Absolutely no where on that article does it say that smart decoding in and of itself is an advantage for Core. Quite the contrary, the very first line of the very first paragraph in that section says: "Similar to the K8 architecture, Core pre-decodes instructions that are fetched." The only thing remotely close to talking about advantage Core in that whole section is:
anand said:
So how do Intel's Core and AMD's Hammer compare when it comes to decoding? It is hard to say at the moment without access to Intel's optimization manuals. However, we can get a pretty good idea. In almost every situation, the Core architecture has the advantage. It can decode 4 x86 instructions per cycle, and sometimes 5 thanks to x86 fusion. AMD's Hammer can do only 3.
The comparison of load/store is also wrong. AMD Opteron CAN return load results out-of-order to the execution units; this is relatively easy, anyway. Opteron also can forward store results to dependent loads (store buffer forwarding). Intel Core's prediction logic is probably more sophisticated on memory address disambiguation and prediction, though.

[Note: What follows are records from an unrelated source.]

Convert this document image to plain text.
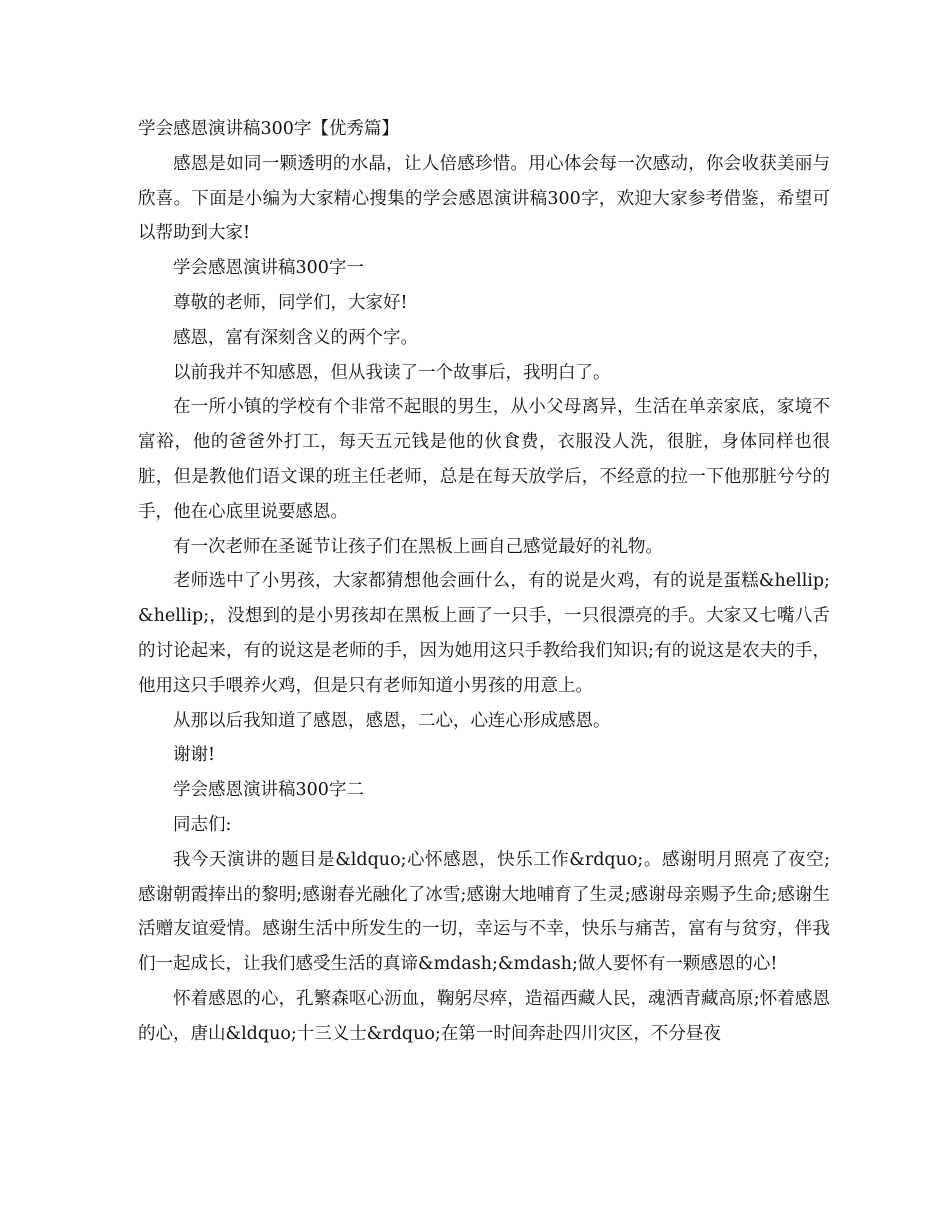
学会感恩演讲稿300字【优秀篇】

感恩是如同一颗透明的水晶，让人倍感珍惜。用心体会每一次感动，你会收获美丽与欣喜。下面是小编为大家精心搜集的学会感恩演讲稿300字，欢迎大家参考借鉴，希望可以帮助到大家!

学会感恩演讲稿300字一

尊敬的老师，同学们，大家好!

感恩，富有深刻含义的两个字。

以前我并不知感恩，但从我读了一个故事后，我明白了。

在一所小镇的学校有个非常不起眼的男生，从小父母离异，生活在单亲家底，家境不富裕，他的爸爸外打工，每天五元钱是他的伙食费，衣服没人洗，很脏，身体同样也很脏，但是教他们语文课的班主任老师，总是在每天放学后，不经意的拉一下他那脏兮兮的手，他在心底里说要感恩。

有一次老师在圣诞节让孩子们在黑板上画自己感觉最好的礼物。

老师选中了小男孩，大家都猜想他会画什么，有的说是火鸡，有的说是蛋糕&hellip;&hellip;，没想到的是小男孩却在黑板上画了一只手，一只很漂亮的手。大家又七嘴八舌的讨论起来，有的说这是老师的手，因为她用这只手教给我们知识;有的说这是农夫的手，他用这只手喂养火鸡，但是只有老师知道小男孩的用意上。

从那以后我知道了感恩，感恩，二心，心连心形成感恩。

谢谢!

学会感恩演讲稿300字二

同志们:

我今天演讲的题目是&ldquo;心怀感恩，快乐工作&rdquo;。感谢明月照亮了夜空;感谢朝霞捧出的黎明;感谢春光融化了冰雪;感谢大地哺育了生灵;感谢母亲赐予生命;感谢生活赠友谊爱情。感谢生活中所发生的一切，幸运与不幸，快乐与痛苦，富有与贫穷，伴我们一起成长，让我们感受生活的真谛&mdash;&mdash;做人要怀有一颗感恩的心!

怀着感恩的心，孔繁森呕心沥血，鞠躬尽瘁，造福西藏人民，魂洒青藏高原;怀着感恩的心，唐山&ldquo;十三义士&rdquo;在第一时间奔赴四川灾区，不分昼夜
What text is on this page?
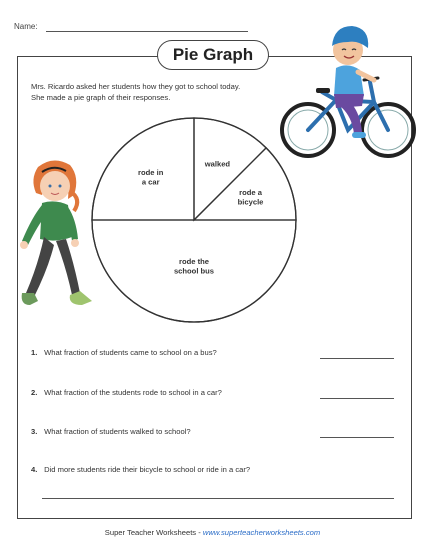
Name:
Pie Graph
Mrs. Ricardo asked her students how they got to school today.
She made a pie graph of their responses.
rode in a car
walked
rode a bicycle
rode the school bus
1. What fraction of students came to school on a bus?
2. What fraction of the students rode to school in a car?
3. What fraction of students walked to school?
4. Did more students ride their bicycle to school or ride in a car?
Super Teacher Worksheets - www.superteacherworksheets.com
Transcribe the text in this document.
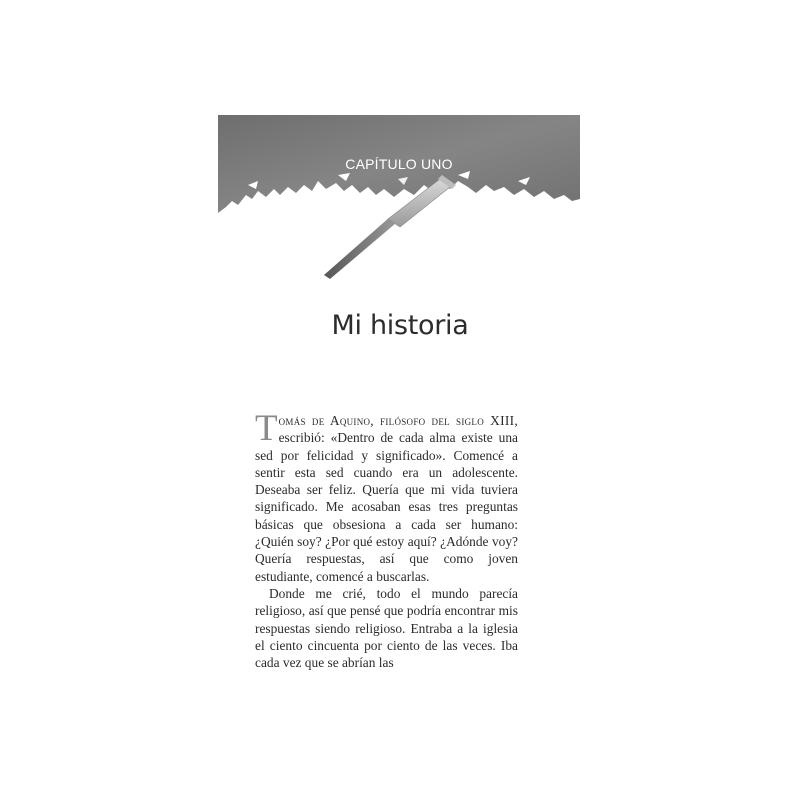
CAPÍTULO UNO
Mi historia

Tomás de Aquino, filósofo del siglo XIII, escribió: «Dentro de cada alma existe una sed por felicidad y significado». Comencé a sentir esta sed cuando era un adolescente. Deseaba ser feliz. Quería que mi vida tuviera significado. Me acosaban esas tres preguntas básicas que obsesiona a cada ser humano: ¿Quién soy? ¿Por qué estoy aquí? ¿Adónde voy? Quería respuestas, así que como joven estudiante, comencé a buscarlas.

Donde me crié, todo el mundo parecía religioso, así que pensé que podría encontrar mis respuestas siendo religioso. Entraba a la iglesia el ciento cincuenta por ciento de las veces. Iba cada vez que se abrían las
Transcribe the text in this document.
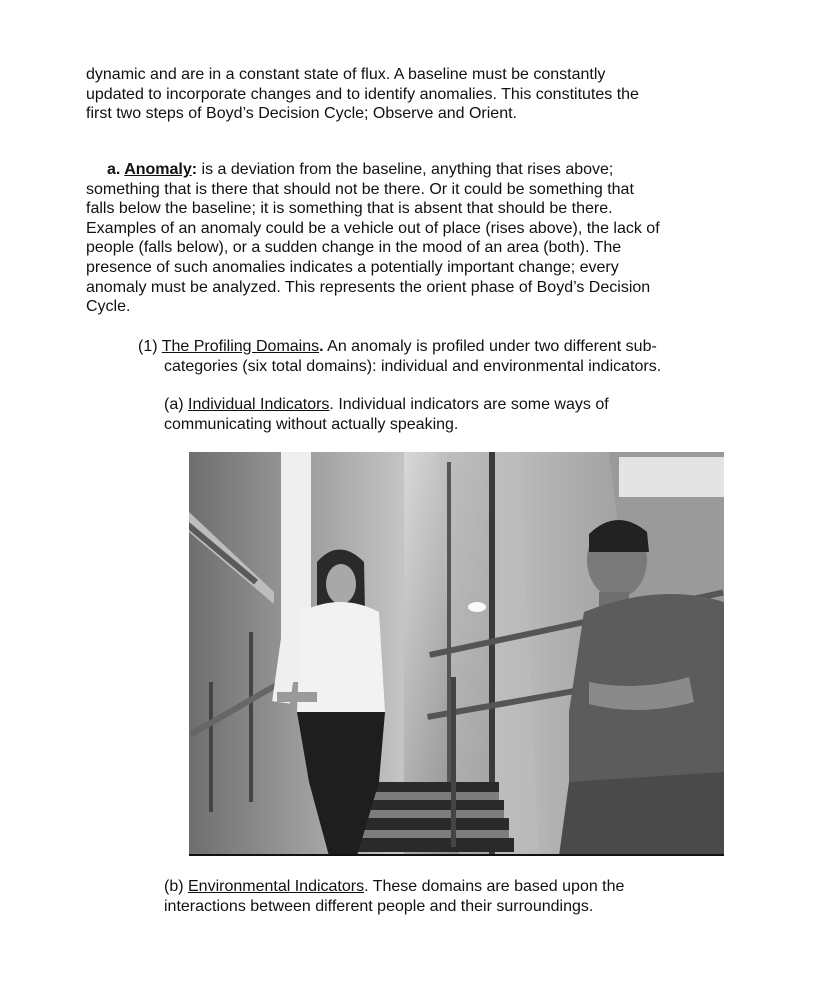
dynamic and are in a constant state of flux. A baseline must be constantly
updated to incorporate changes and to identify anomalies. This constitutes the
first two steps of Boyd’s Decision Cycle; Observe and Orient.

a. Anomaly: is a deviation from the baseline, anything that rises above;
something that is there that should not be there. Or it could be something that
falls below the baseline; it is something that is absent that should be there.
Examples of an anomaly could be a vehicle out of place (rises above), the lack of
people (falls below), or a sudden change in the mood of an area (both). The
presence of such anomalies indicates a potentially important change; every
anomaly must be analyzed. This represents the orient phase of Boyd’s Decision
Cycle.

(1) The Profiling Domains. An anomaly is profiled under two different sub-
categories (six total domains): individual and environmental indicators.

(a) Individual Indicators. Individual indicators are some ways of
communicating without actually speaking.

(b) Environmental Indicators. These domains are based upon the
interactions between different people and their surroundings.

Again, no where does it say that the AMD can't do OOO. The load/store I am not sure, but one thing I noticed quickly was that all of a sudden he's talking about Opteron, which is mentioned (again) no where in the entire article. The article pretty specifically is talking about Athlon64 consistently. I don't know how he made that jump or if the Opteron/Athlon use the same or similar arch, but he needs to be careful interchanging products like that if he wants to use them as a base to contradict what someone else is talking about.
Suffice it to say, as much as he knows or sounds like he knows, there's nothing there that remotely proves anything in the article is "incorrect info", particularly about Core, and most of it, he his flat out wrong likely from misunderstanding/misinterpreting what was written.